Lundi 20 avril 2020 : le patient KOLIKO Sion décédé à 07 h 00.
Jeudi 23 avril 2020 : la patiente FIONOU Akou décédée à 7 h 00.
Lundi 27 avril 2020 : la patiente SOSSOU Ingrid décédée à 7 h 00.
Jeudi 20 avril 2020 : le patient ZANGAN Akpéné décédée à 7 h 00.
Lundi 04 mai 2020 : le patient LOBIME Atsou décédé à 7 h 00…
Désemparé, le corps médical tint une réunion d’urgence, et décida de percer le mystère. Aucune piste n’était écartée : nature du lit 4 de la salle 2, sorcellerie, malédiction, coïncidence, erreur humaine, … le sujet devenait donc un dada aux journalistes qui la traitaient sous divers angles et à travers des éditions spéciales au grand déplaisir du maître de céans.

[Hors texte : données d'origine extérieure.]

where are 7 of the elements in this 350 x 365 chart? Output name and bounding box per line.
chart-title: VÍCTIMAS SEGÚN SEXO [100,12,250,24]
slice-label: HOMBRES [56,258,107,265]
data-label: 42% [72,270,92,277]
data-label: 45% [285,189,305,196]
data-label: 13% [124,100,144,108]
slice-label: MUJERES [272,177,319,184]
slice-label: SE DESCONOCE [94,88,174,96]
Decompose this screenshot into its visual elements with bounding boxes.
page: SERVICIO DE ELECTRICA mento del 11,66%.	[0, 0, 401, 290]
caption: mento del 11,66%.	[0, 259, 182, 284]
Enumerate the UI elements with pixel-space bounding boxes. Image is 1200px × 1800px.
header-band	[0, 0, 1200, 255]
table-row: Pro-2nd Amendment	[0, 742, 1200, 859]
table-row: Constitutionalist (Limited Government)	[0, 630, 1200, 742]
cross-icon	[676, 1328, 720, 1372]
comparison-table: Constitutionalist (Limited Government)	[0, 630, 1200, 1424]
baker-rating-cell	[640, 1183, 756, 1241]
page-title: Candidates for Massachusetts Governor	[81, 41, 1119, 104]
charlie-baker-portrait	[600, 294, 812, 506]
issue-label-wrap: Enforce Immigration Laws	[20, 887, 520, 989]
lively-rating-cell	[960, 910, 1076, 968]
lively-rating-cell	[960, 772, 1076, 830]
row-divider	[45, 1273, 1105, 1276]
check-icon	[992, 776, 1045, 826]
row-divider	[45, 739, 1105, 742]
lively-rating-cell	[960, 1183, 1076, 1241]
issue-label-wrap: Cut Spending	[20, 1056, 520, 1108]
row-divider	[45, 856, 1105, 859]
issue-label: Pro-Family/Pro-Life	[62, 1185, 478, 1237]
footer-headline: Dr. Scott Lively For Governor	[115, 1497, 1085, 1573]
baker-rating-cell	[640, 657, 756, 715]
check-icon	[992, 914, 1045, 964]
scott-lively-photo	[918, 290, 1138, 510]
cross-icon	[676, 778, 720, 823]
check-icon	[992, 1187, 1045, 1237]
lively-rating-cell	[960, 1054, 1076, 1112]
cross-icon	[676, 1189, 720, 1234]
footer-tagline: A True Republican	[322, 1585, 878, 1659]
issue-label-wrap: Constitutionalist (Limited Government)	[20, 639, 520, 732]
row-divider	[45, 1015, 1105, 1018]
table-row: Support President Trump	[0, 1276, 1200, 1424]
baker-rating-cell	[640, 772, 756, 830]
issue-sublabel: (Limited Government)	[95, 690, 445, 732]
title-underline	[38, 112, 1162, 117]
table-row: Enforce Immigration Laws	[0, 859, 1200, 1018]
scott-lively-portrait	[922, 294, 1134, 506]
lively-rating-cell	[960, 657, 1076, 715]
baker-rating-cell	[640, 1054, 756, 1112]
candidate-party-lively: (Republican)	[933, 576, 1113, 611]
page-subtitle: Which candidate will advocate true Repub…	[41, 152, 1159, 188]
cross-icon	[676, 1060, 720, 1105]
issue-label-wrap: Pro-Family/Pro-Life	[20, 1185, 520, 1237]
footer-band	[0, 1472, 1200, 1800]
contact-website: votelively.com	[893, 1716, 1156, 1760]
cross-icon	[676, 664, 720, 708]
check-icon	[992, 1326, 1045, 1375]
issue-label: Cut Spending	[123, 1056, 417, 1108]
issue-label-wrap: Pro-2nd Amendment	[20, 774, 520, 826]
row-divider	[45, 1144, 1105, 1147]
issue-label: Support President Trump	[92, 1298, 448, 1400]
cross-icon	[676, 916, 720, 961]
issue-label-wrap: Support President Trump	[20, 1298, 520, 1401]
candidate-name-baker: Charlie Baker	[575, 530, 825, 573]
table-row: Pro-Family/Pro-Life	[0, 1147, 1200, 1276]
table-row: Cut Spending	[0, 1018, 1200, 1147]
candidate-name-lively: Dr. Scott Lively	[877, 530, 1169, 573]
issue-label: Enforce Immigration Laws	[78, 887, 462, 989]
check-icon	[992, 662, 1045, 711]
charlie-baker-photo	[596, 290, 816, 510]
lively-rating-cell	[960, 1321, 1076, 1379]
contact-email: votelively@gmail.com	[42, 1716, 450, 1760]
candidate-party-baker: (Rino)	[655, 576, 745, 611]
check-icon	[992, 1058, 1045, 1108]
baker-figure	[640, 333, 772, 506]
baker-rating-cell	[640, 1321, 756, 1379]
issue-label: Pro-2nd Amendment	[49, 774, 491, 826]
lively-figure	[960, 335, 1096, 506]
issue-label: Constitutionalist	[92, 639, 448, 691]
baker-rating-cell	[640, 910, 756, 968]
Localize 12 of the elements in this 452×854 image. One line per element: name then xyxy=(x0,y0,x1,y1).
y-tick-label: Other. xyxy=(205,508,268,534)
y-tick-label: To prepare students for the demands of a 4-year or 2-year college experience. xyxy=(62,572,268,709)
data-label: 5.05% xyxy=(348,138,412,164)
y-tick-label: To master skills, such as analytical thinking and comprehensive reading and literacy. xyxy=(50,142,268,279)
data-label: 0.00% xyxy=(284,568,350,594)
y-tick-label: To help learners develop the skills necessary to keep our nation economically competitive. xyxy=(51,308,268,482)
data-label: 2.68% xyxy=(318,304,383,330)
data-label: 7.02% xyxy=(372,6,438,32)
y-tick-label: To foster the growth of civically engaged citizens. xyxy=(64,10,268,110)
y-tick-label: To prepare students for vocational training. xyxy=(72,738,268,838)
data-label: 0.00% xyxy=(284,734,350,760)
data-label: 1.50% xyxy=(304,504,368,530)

Afin de voir clair dans l’affaire, Dr KODJO et son équipe procédèrent par élimination de variables. Ainsi, pour le jeudi suivant, le lit avait été permuté par celui de la salle 3. Cela ne changea rien. Décès du patient. A 7 h 00. Au moins, quelque chose avait été essayé. Cela permettait d’élimer la piste du lit. L’équipe s’attaqua alors à la sorcellerie. Ah oui, sorcellerie. Dr KODJO n’avait jamais, de sa vie, pensé à avoir affaire à ces gens-là. Le cartésien des cartésiens, exprima tout suite son désaccord mais l’équipe d’investigation avec laquelle il travaillait lui pria simplement et franchement de se laisser faire. Juste une fois. Hum ! Juste une fois. Combien de fois le « juste une fois » n’était plus devenu le « toujours » ? Il faut donc convoquer Hercule Poirot, mon docteur, souffla une petite voix dans son esprit. Ce qu’il ignora aussitôt. Il joua donc au jeu. Il joua au jeu des magiciens de la nuit. Il voulut se laisser convaincre pour une fois, de la présence d’une force que les lettres et les chiffres ne lui permettaient pas d’expliquer jusque-là.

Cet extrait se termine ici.